Six wandering planets with their own protoplanetary disks have been discovered in a young star cluster.
Around several thousand stars in our Galaxy, protoplanetary disks can be observed—gas and dust clouds where matter gradually concentrates, clumps together, and forms new planets. Naturally, the best places to search for such emerging systems are in young star clusters. Interestingly, brown dwarfs—objects that are intermediate between giant planets and low-mass stars—are also found in these clusters.
In their "youth," these objects still emit a faint intrinsic light, which fades over time. Their mass is less than 75 times that of Jupiter. For comparison, our Sun's small neighbor, Proxima Centauri, has a mass equivalent to 130 Jupiters.
It turns out that brown dwarfs also have their own protoplanetary disks, but this has led to another intriguing discovery. As astronomy progresses, increasingly smaller and lighter objects are being found. This has resulted in the identification of a peculiar phenomenon in space—free-floating planets, which are worlds that do not belong to any star and wander independently through the cosmos.
Scientists are continuing to determine the extent to which these are "nuggets," meaning they were born alone, versus those that were ejected from their systems for various reasons. The first of these two scenarios has clear support: some of these orphaned planets also wander not entirely alone, as they "harbor" their own satellites.
One interesting example is the object OTS 44 in the constellation Chameleon, located 530 light-years away from us. Formally, it is classified as a brown dwarf, but in reality, the object's mass is below the minimum threshold at which any nuclear fusion can begin in a celestial body—specifically, the "burning" of deuterium.
This minimum threshold is 13 times the mass of Jupiter. OTS 44 has a mass of less than twelve. Thus, it is technically a planet, albeit a giant one, and it is surrounded by a gas and dust disk. This disk is modest, with a total mass of all the material being no more than about 60 percent of Earth's mass. Nevertheless, this is sufficient for a dozen satellite worlds similar to Mercury.
Recently, astronomers from the University of St Andrews (UK) discovered six new examples of this unusual phenomenon. They shared their observations in an article available on the Cornell University preprint server (USA).
The detected objects were observed in the star cluster IC348, which is only a couple of million years old. It is located about a thousand light-years away from us, in the constellation Perseus.
There, based on the light characteristics of certain "stars," scientists see that these are not stars or even brown dwarfs, but celestial bodies "lighter" than the aforementioned deuterium limit. Their masses are approximately 10 times that of Jupiter. In other words, these are free-floating planets.

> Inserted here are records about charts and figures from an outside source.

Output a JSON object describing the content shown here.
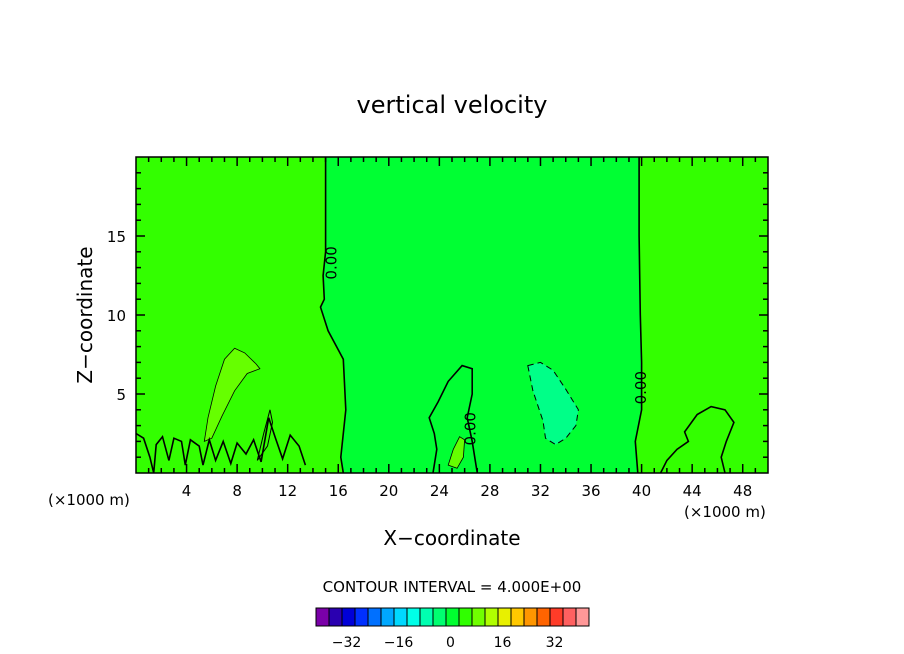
{
  "chart_data": {
    "type": "heatmap",
    "title": "vertical velocity",
    "xlabel": "X−coordinate",
    "ylabel": "Z−coordinate",
    "x_unit_left": "(×1000 m)",
    "x_unit_right": "(×1000 m)",
    "xlim": [
      0,
      50
    ],
    "ylim": [
      0,
      20
    ],
    "x_ticks": [
      4,
      8,
      12,
      16,
      20,
      24,
      28,
      32,
      36,
      40,
      44,
      48
    ],
    "x_tick_labels": [
      "4",
      "8",
      "12",
      "16",
      "20",
      "24",
      "28",
      "32",
      "36",
      "40",
      "44",
      "48"
    ],
    "y_ticks": [
      5,
      10,
      15
    ],
    "y_tick_labels": [
      "5",
      "10",
      "15"
    ],
    "contour_labels": [
      {
        "text": "0.00",
        "x": 15.5,
        "y": 13.3
      },
      {
        "text": "0.00",
        "x": 26.5,
        "y": 2.8
      },
      {
        "text": "0.00",
        "x": 40.0,
        "y": 5.4
      }
    ],
    "regions": [
      {
        "band": "0 to 4",
        "x": [
          0,
          15
        ],
        "y": [
          0,
          20
        ]
      },
      {
        "band": "-4 to 0",
        "x": [
          15,
          40
        ],
        "y": [
          0,
          20
        ]
      },
      {
        "band": "0 to 4",
        "x": [
          40,
          50
        ],
        "y": [
          0,
          20
        ]
      },
      {
        "band": "4 to 8",
        "x": [
          5,
          10
        ],
        "y": [
          2,
          8
        ]
      },
      {
        "band": "-8 to -4",
        "x": [
          31,
          35
        ],
        "y": [
          2,
          7
        ]
      }
    ],
    "contour_interval_text": "CONTOUR INTERVAL = 4.000E+00",
    "colorbar": {
      "colors": [
        "#7a00a8",
        "#2a00b0",
        "#0000d8",
        "#0030ff",
        "#0070ff",
        "#00a8ff",
        "#00d8ff",
        "#00ffe8",
        "#00ffb0",
        "#00ff70",
        "#00ff30",
        "#30ff00",
        "#70ff00",
        "#b0ff00",
        "#e8f000",
        "#ffc800",
        "#ff9600",
        "#ff6400",
        "#ff3c28",
        "#ff6060",
        "#ff9898"
      ],
      "tick_labels": [
        "−32",
        "−16",
        "0",
        "16",
        "32"
      ]
    },
    "colors": {
      "positive_fill": "#33ff00",
      "negative_fill": "#00ff33",
      "positive_strong": "#66ff00",
      "negative_strong": "#00ff88"
    }
  }
}
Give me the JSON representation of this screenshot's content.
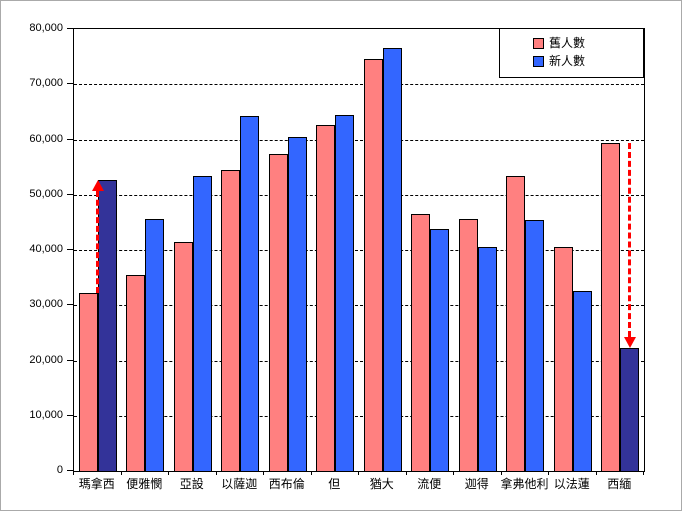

Nine of them showed a clear excess of infrared radiation. This occurs when a central object is surrounded by a lot of warm dust, that is, a protoplanetary disk. In six cases, the researchers confidently concluded that each of these planets represents the center of a self-forming system.
Protoplanetary disks typically evolve into fully formed planets and moons over several million years, but it is possible that this largely depends on the mass of the central object. For example, in the nearest OB association to the Sun—Scorpius-Centaurus—there is also a region of star formation that is significantly older than IC348. There, protoplanetary disks around low-mass stars and brown dwarfs are more common. Scientists believe this may indicate that such modest hosts retain these material disks for longer.